Perfect preparation for communal living, you might have thought. Not so. Each of my siblings/cousins ended up respectably married, living happily ever after in their nuclear families. I embraced the anonymity of London, loving the solitude of the British Library, where, after a few false starts, I began to write books, blocking out any last vestiges of noise with industrial strength ear plugs. For years, I lived on my own and liked it, with a radio tuned to Radio 4 in every room to keep me company.  Family was something I visited at birthdays and Christmas, but kept at arms’ length.
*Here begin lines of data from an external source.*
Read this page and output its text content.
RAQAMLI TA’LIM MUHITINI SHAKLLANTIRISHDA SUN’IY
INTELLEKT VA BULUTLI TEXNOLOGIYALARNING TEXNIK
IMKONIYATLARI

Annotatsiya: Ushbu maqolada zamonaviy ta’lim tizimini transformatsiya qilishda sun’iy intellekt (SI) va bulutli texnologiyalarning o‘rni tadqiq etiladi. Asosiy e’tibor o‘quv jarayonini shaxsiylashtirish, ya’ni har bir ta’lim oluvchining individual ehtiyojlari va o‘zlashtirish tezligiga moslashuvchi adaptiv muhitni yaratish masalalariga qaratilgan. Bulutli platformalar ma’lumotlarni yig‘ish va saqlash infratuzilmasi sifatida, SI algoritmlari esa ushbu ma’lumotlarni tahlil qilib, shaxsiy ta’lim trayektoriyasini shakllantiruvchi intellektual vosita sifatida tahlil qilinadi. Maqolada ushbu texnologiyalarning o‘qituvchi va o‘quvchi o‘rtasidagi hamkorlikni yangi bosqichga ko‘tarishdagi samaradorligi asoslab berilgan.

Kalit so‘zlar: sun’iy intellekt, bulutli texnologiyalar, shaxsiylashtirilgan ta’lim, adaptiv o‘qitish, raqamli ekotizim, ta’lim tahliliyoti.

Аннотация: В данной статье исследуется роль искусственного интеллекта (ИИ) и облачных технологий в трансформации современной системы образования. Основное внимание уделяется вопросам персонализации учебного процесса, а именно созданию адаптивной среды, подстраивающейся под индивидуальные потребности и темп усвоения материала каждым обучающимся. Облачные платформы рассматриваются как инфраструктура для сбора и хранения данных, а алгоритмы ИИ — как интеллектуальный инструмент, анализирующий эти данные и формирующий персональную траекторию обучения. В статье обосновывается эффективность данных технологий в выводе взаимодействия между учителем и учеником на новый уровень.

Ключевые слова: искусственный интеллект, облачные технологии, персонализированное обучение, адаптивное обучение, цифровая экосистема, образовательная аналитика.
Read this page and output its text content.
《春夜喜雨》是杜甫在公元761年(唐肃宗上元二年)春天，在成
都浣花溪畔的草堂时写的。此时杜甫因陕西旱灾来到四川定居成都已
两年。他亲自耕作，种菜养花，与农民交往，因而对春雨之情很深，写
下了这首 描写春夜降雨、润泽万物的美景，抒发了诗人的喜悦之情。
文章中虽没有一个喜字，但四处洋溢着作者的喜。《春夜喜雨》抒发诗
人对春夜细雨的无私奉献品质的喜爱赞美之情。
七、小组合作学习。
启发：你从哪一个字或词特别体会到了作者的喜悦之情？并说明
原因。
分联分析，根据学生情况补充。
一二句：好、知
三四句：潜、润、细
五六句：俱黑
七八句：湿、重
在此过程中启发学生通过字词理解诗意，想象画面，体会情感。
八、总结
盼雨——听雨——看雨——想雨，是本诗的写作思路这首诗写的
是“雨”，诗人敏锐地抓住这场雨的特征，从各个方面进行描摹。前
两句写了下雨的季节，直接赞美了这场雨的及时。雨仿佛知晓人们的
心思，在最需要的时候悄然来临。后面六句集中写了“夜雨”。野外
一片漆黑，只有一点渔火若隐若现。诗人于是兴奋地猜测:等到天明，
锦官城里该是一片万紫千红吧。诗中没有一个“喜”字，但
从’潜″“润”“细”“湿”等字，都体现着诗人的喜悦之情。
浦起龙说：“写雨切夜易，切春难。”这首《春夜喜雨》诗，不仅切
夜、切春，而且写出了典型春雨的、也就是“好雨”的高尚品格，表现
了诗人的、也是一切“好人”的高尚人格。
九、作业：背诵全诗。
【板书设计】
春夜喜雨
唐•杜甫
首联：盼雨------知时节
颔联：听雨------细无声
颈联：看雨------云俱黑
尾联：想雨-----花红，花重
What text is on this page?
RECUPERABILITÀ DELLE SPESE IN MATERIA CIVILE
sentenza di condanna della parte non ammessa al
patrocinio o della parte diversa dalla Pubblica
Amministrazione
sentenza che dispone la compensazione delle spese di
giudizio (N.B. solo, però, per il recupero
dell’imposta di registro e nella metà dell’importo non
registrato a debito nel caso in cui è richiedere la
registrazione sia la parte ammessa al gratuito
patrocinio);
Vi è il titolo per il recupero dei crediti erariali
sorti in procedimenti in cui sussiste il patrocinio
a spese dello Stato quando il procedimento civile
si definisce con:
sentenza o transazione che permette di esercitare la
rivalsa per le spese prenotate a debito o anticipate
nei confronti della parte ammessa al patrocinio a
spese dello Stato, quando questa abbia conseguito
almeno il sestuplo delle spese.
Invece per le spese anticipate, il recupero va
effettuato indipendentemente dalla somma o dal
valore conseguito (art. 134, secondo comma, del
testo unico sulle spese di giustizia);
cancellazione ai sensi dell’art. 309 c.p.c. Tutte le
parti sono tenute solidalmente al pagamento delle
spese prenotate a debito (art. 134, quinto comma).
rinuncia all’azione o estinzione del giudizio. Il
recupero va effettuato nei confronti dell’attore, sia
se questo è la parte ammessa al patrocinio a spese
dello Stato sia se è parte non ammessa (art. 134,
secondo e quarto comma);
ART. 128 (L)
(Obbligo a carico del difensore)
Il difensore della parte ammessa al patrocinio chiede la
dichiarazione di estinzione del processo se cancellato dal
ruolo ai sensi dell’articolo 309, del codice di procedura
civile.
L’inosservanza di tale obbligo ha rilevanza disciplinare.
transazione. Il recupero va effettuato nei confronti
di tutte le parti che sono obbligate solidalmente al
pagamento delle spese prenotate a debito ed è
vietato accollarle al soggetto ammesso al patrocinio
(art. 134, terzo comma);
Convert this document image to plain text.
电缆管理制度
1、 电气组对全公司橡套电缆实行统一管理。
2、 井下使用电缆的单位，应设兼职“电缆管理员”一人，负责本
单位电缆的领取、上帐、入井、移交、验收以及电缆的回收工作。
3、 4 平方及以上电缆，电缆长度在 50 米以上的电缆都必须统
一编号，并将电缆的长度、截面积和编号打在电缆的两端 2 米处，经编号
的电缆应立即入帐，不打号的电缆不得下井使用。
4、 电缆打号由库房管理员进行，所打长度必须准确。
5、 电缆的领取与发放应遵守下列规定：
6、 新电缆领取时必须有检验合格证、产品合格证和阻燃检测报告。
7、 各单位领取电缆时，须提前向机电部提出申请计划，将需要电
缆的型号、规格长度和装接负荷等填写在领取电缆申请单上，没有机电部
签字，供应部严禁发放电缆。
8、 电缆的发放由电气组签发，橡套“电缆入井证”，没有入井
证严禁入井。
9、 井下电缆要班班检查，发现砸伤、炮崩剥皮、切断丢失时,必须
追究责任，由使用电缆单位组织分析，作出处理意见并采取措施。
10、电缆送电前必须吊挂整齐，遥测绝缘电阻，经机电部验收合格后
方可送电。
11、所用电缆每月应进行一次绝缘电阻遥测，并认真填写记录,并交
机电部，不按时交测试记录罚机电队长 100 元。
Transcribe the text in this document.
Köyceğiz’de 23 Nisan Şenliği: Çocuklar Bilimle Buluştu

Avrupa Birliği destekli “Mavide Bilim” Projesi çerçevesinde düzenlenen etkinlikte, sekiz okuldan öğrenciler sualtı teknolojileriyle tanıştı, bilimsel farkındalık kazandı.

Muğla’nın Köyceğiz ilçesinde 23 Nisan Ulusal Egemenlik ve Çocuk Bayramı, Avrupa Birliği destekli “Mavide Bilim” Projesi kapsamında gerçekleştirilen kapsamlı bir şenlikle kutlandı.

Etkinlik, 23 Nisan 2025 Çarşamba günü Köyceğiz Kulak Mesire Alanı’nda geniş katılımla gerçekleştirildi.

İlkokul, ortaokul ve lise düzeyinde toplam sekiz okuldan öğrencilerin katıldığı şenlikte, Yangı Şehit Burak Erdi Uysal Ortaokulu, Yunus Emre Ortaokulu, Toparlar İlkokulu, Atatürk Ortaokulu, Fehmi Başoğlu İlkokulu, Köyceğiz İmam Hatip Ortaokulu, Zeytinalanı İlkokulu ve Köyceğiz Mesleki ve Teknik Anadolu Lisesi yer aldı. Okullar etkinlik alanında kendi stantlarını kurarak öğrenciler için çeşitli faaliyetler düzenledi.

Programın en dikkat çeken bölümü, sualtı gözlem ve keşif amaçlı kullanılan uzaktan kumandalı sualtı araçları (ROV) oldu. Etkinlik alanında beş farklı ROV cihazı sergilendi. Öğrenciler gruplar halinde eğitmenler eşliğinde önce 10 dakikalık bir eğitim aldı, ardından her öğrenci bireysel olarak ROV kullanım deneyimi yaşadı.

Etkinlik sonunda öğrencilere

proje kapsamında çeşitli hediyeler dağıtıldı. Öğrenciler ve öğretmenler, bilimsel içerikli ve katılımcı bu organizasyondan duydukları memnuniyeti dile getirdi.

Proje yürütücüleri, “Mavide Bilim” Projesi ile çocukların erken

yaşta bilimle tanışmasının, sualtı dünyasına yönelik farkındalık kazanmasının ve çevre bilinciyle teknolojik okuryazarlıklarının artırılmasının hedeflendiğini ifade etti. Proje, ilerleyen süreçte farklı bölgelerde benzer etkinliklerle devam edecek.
As for men, I pretty much shared Papà A's opinion of them. At around age 16, heavily influenced by 70s polemic, I declared myself a radical feminist, of the old school all-men-are-potential-rapists variety. By the time I’d left university I’d refined my opinions a bit, realising that most of my close friends were in fact, male. But by then I’d come out as a lesbian, and my thoughts had turned to women.

When I hit 30, and my biological clock began to tick, I still didn’t imagine myself as part of a family, or at least not one that included a man. I don’t share Papà A's views on gay parenting. If I were to have a baby, I thought, I would be a single mother of a girl, whom I would raise to be an independent little creature whilst somehow managing to build a career as a bestselling novelist . Or it would be with a girlfriend, a cosy threesome with a donor for a daddy, tall and dark to breed out the Lady V sturdy but stumpy Northern figure. 

So how did I end up here, 9 months pregnant, living in a houseful of men and waiting for another one, a baby boy to - as Papà A so delightfully puts it - burst out of my vagina?

Well, I suppose the answer is, he asked. When Papà A popped the question on that sunny Tuscan morning, I didn’t hesitate for a moment. I might have wondered if I was selling out, if I was somehow becoming straight, if I was condemning myself to a family life that I had never imagined for myself, a life with a man, bringing up our children together. But I didn’t. None of that crossed my mind at all. Someone I loved, with whom I had the best times, who made me happy and whom I wanted to make happy too was asking me to have children with him and bring them up together. It made strange but perfect and absolute sense.  And so I looked at him, and smiled, and yes I said yes I will yes.